Led by the Congressional Black Caucus, about 130 House Democrats are backing a resolution to censure President Trump over remarks he made at a meeting over the fate of DACA recipients — remarks in which he suggested that the United States’ immigration policy should consider more applicants from nations such as Norway, and fewer from what he reportedly termed “shithole” countries.
“It’s important for the world to know that’s not how we think, that’s not how we feel,” Rep. Cedric L. Richmond (D-La.) said Thursday afternoon at a news conference. “The people from these countries, the leadership of these countries, were hurt.”
This is the latest of several efforts to officially censure the president for remarks dealing with race; like efforts to officially chastise his comments about white nationalist protests in Charlottesville, this censure effort is expected to falter in a Republican-controlled House.
This is precisely the right approach, and there is no justifiable rationale for Republicans to vote against the resolution. In fact, they might benefit from the small act of defiance.
The Democrats picked the right issue and the right method. What Trump said wasn’t an illegal or impeachable act. It was a heinous statement that put the president on record as denigrating an entire continent and slurring immigrants from poor countries. While they are at it, the Democrats may want to include Thursday’s vile remarks from Attorney General Jeff Sessions. He brought disrepute on himself and his office, and made a mockery of the nation’s founding creed: “We hold these truths to be self-evident, that all men are created equal, that they are endowed by their Creator with certain unalienable rights, that among these are life, liberty and the pursuit of happiness.”
Democrats have been remarkably restrained, candidly, during a presidency in which each day produces new outrageous remarks and policy positions that undermine our democratic norms. This latest outburst — along with Charlottesville — arguably is in a class by itself, suggesting to millions of Americans that your country of origin determines your value to the world.
We can already hear the excuses Republicans will raise — because they raised the same ones after his statement of moral equivalence between neo-Nazis and counterdemonstrators:
“This would be political.” Yeah, right. The appeal to our founding principles is political, but the defense of a president for violating those principles is not? This is blind partisanship, putting loyalty to the president above fidelity to our Constitution.
“It wouldn’t do anything.” Well, if they’d prefer impeachment, Democrats would gladly oblige. However, this is not an excuse to do nothing. Republicans do have a point though. More compelling actions would be passage of a fix for the Obama-era Deferred Action for Childhood Arrivals, which Trump inhumanely ended, and an extension of temporary protected status for Haitians and Salvadorans. Such legislative actions would refute the notion that we do not value immigrants from nonwhite, non-European countries. But of course Republicans don’t want to do this either.
“It would intensify partisanship.” Really? It’s hard to see how things could get much worse. To the contrary, when there is a price to be paid — even a symbolic one — for throwing red meat to the base and waving the bloody shirt, perhaps there will be less of it.
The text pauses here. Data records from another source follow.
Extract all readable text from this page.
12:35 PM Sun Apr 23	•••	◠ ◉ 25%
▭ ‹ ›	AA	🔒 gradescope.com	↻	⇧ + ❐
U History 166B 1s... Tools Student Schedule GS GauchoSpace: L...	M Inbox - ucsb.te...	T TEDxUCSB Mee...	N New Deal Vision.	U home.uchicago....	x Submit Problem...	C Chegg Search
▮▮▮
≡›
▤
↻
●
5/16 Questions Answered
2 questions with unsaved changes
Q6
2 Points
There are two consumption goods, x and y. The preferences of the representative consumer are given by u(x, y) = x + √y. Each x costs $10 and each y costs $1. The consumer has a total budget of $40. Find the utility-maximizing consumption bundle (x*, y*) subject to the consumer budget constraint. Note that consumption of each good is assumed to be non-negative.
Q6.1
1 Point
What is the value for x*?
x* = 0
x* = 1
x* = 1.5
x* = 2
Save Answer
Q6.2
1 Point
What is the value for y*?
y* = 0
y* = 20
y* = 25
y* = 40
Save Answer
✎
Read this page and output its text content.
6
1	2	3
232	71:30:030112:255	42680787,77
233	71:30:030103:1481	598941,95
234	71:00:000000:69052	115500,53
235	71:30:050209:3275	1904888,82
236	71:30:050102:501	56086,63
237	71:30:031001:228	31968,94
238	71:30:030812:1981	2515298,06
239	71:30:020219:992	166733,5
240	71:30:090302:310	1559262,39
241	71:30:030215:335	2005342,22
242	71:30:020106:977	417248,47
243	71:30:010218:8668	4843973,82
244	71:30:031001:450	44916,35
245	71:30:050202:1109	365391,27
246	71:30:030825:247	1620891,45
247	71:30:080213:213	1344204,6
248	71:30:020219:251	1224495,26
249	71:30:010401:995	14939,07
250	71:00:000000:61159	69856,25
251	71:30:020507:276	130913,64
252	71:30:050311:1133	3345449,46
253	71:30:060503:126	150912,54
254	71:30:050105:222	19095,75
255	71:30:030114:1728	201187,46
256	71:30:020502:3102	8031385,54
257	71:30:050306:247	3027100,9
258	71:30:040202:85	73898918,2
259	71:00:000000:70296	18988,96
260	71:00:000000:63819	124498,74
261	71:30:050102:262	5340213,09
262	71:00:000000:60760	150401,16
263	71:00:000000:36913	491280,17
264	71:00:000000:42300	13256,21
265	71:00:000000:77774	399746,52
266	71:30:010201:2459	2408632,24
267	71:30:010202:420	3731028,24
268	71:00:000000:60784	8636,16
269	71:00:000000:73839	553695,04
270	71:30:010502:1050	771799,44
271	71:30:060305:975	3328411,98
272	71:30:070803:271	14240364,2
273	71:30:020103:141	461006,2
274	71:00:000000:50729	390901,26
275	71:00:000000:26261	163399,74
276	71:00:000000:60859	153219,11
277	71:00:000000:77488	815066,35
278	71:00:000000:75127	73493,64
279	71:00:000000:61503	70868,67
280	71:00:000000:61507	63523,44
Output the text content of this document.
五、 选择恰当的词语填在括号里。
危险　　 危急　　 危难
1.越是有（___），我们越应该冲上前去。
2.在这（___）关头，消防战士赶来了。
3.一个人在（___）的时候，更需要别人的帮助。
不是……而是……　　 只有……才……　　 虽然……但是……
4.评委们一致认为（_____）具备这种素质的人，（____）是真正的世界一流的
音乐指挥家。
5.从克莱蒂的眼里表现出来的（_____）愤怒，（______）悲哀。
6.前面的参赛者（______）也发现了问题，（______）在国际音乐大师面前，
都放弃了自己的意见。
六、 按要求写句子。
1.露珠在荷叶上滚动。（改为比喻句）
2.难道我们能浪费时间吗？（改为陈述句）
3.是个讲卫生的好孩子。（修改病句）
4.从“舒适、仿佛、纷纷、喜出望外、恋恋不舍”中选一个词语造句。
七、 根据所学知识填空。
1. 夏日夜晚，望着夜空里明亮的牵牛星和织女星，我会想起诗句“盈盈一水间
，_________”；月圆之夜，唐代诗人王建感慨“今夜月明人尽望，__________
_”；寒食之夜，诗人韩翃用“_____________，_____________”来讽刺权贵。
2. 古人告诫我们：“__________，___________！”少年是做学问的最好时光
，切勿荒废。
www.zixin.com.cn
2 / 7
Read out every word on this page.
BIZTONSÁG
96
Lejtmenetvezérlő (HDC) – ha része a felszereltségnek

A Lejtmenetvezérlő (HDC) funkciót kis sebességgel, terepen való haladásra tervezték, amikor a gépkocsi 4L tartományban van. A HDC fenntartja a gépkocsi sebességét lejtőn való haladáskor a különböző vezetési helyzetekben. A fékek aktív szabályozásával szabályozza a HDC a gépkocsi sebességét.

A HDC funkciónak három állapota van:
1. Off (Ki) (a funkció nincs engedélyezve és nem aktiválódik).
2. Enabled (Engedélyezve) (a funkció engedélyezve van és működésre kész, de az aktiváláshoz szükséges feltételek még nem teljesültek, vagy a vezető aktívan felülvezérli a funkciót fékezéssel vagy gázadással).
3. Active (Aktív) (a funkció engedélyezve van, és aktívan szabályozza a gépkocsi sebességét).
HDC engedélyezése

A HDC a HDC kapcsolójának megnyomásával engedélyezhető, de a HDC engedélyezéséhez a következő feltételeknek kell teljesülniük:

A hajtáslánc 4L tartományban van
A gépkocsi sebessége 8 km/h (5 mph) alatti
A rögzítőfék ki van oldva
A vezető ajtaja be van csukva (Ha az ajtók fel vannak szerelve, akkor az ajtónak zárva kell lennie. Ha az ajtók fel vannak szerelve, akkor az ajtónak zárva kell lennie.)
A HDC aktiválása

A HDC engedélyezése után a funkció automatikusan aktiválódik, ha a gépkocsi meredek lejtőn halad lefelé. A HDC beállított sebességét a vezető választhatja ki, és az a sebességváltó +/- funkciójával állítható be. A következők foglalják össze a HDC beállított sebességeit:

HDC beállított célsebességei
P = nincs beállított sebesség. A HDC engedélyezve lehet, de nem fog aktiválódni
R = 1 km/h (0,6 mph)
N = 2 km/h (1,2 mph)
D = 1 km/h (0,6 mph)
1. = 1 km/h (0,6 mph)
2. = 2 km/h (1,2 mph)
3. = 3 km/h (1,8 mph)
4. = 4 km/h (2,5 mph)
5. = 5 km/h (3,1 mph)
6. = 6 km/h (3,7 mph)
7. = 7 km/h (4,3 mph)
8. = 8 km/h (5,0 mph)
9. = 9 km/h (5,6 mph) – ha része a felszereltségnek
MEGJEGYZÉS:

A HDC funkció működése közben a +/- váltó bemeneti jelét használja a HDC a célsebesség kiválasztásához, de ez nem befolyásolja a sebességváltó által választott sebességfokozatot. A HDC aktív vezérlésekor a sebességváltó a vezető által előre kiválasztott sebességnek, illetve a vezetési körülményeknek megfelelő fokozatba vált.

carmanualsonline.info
We know full well Republicans won’t join this effort and will not allow a vote. They’ve tied themselves to Trump so tightly that there is no way to wriggle away from his obnoxious views. Moreover, some GOP lawmakers, as they’ve said openly (cheered by the attorney general and anti-immigrant groups), agree with him. The rest of Republicans likely don’t want to offend the “deplorables” who seem to be such a vital part of the GOP base that elected leaders feel they can no longer defend the Declaration of Independence.